In der Massentierhaltung werden Legehennen in engen Käfigen gestapelt, während Masthähnchen zu Zehntausenden in engen Ställen zusammengepfercht werden. Unter diesen Bedingungen drehen viele Tiere völlig durch und fangen an, unablässig auf Artgenossen einzupicken. Daher werden ihnen die Schnäbel mit einer heißen Klinge abgetrennt. Dies ist vergleichbar damit, einem Menschen seine Finger abzuhacken, denn der Schnabel ist das wichtigste Tastorgan eines Vogels.

Zum Zeitpunkt der Schlachtung sind die Tiere erst in der Pubertät. Ehe sie sterben, erleben sie oft unvorstellbare Qualen, da Betäubung und Tötung nicht immer planmäßig verlaufen.

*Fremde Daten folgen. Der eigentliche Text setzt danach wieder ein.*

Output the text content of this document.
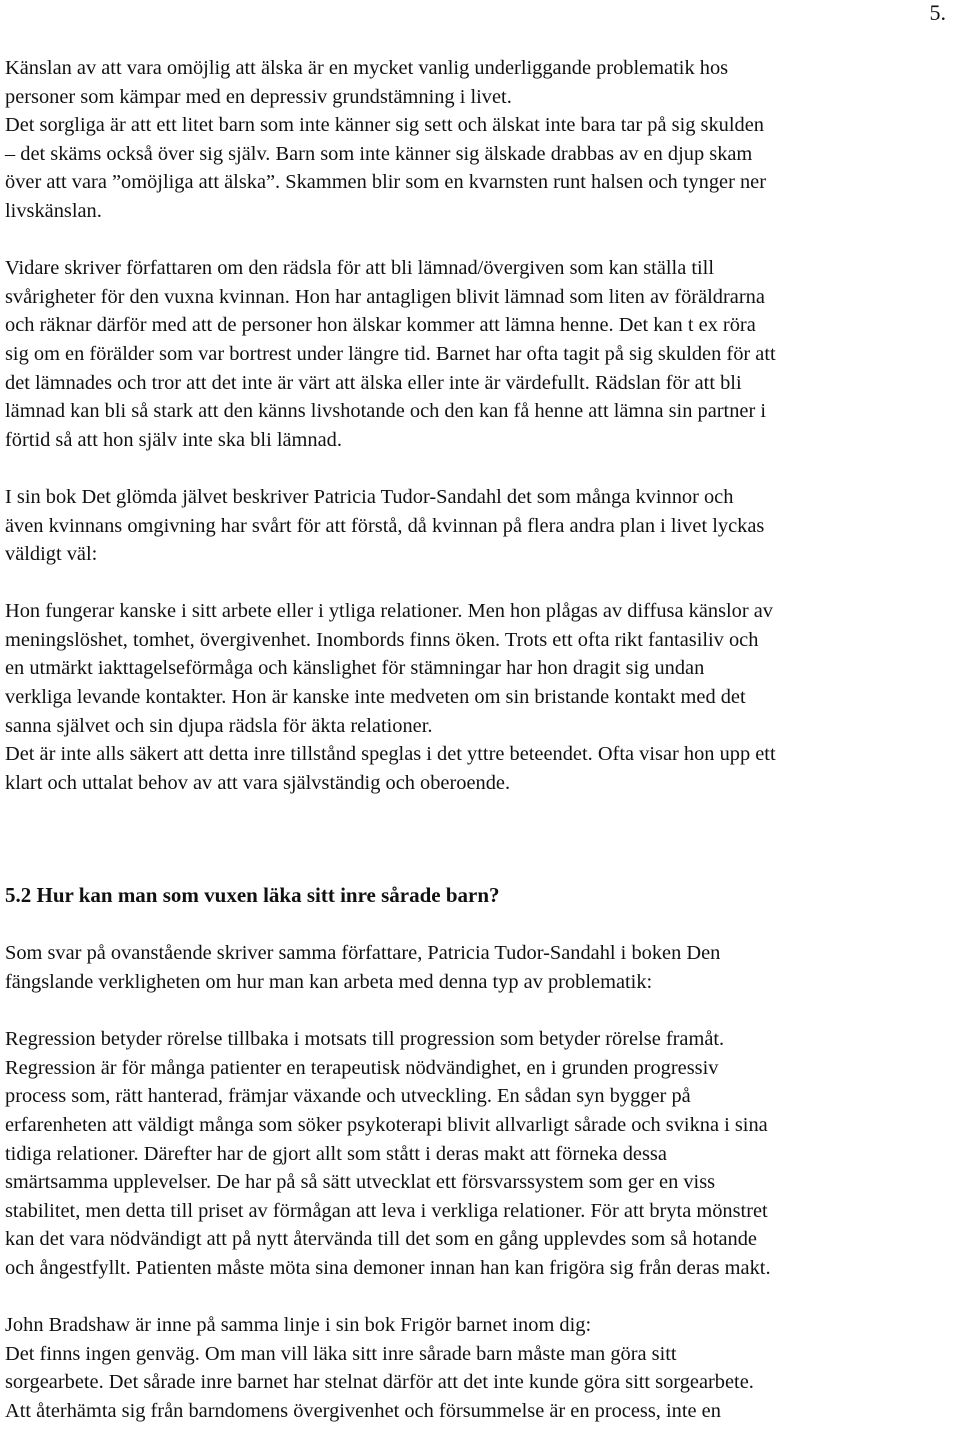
5.

Känslan av att vara omöjlig att älska är en mycket vanlig underliggande problematik hos

personer som kämpar med en depressiv grundstämning i livet.

Det sorgliga är att ett litet barn som inte känner sig sett och älskat inte bara tar på sig skulden

– det skäms också över sig själv. Barn som inte känner sig älskade drabbas av en djup skam

över att vara ”omöjliga att älska”. Skammen blir som en kvarnsten runt halsen och tynger ner

livskänslan.

Vidare skriver författaren om den rädsla för att bli lämnad/övergiven som kan ställa till

svårigheter för den vuxna kvinnan. Hon har antagligen blivit lämnad som liten av föräldrarna

och räknar därför med att de personer hon älskar kommer att lämna henne. Det kan t ex röra

sig om en förälder som var bortrest under längre tid. Barnet har ofta tagit på sig skulden för att

det lämnades och tror att det inte är värt att älska eller inte är värdefullt. Rädslan för att bli

lämnad kan bli så stark att den känns livshotande och den kan få henne att lämna sin partner i

förtid så att hon själv inte ska bli lämnad.

I sin bok Det glömda jälvet beskriver Patricia Tudor-Sandahl det som många kvinnor och

även kvinnans omgivning har svårt för att förstå, då kvinnan på flera andra plan i livet lyckas

väldigt väl:

Hon fungerar kanske i sitt arbete eller i ytliga relationer. Men hon plågas av diffusa känslor av

meningslöshet, tomhet, övergivenhet. Inombords finns öken. Trots ett ofta rikt fantasiliv och

en utmärkt iakttagelseförmåga och känslighet för stämningar har hon dragit sig undan

verkliga levande kontakter. Hon är kanske inte medveten om sin bristande kontakt med det

sanna självet och sin djupa rädsla för äkta relationer.

Det är inte alls säkert att detta inre tillstånd speglas i det yttre beteendet. Ofta visar hon upp ett

klart och uttalat behov av att vara självständig och oberoende.

5.2 Hur kan man som vuxen läka sitt inre sårade barn?

Som svar på ovanstående skriver samma författare, Patricia Tudor-Sandahl i boken Den

fängslande verkligheten om hur man kan arbeta med denna typ av problematik:

Regression betyder rörelse tillbaka i motsats till progression som betyder rörelse framåt.

Regression är för många patienter en terapeutisk nödvändighet, en i grunden progressiv

process som, rätt hanterad, främjar växande och utveckling. En sådan syn bygger på

erfarenheten att väldigt många som söker psykoterapi blivit allvarligt sårade och svikna i sina

tidiga relationer. Därefter har de gjort allt som stått i deras makt att förneka dessa

smärtsamma upplevelser. De har på så sätt utvecklat ett försvarssystem som ger en viss

stabilitet, men detta till priset av förmågan att leva i verkliga relationer. För att bryta mönstret

kan det vara nödvändigt att på nytt återvända till det som en gång upplevdes som så hotande

och ångestfyllt. Patienten måste möta sina demoner innan han kan frigöra sig från deras makt.

John Bradshaw är inne på samma linje i sin bok Frigör barnet inom dig:

Det finns ingen genväg. Om man vill läka sitt inre sårade barn måste man göra sitt

sorgearbete. Det sårade inre barnet har stelnat därför att det inte kunde göra sitt sorgearbete.

Att återhämta sig från barndomens övergivenhet och försummelse är en process, inte en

Nach der Schlachtung wird das Fleisch mit verschiedenen Flüssigkeiten vollgepumpt, um es mehr nach Hühnchen aussehen, schmecken und riechen zu lassen. Ganz zuletzt wird es in einer Art „Fäkalsuppe” getränkt, die voll von Hühnerexkrementen und Krankheitserregern ist. Das Fleisch saugt sich mit der Suppe voll und gewinnt so bis zu 20% an Gewicht.

So wird das Fleisch mit allen nur denkbaren Erregern verseucht – und bringt den Produzenten zusätzliche Gewinne, indem eine Suppe aus Kot und Bakterien als Hühnerfleisch verkauft wird.

Geflügel aus Massentierhaltung ist abstoßend – moralisch wie hygienisch.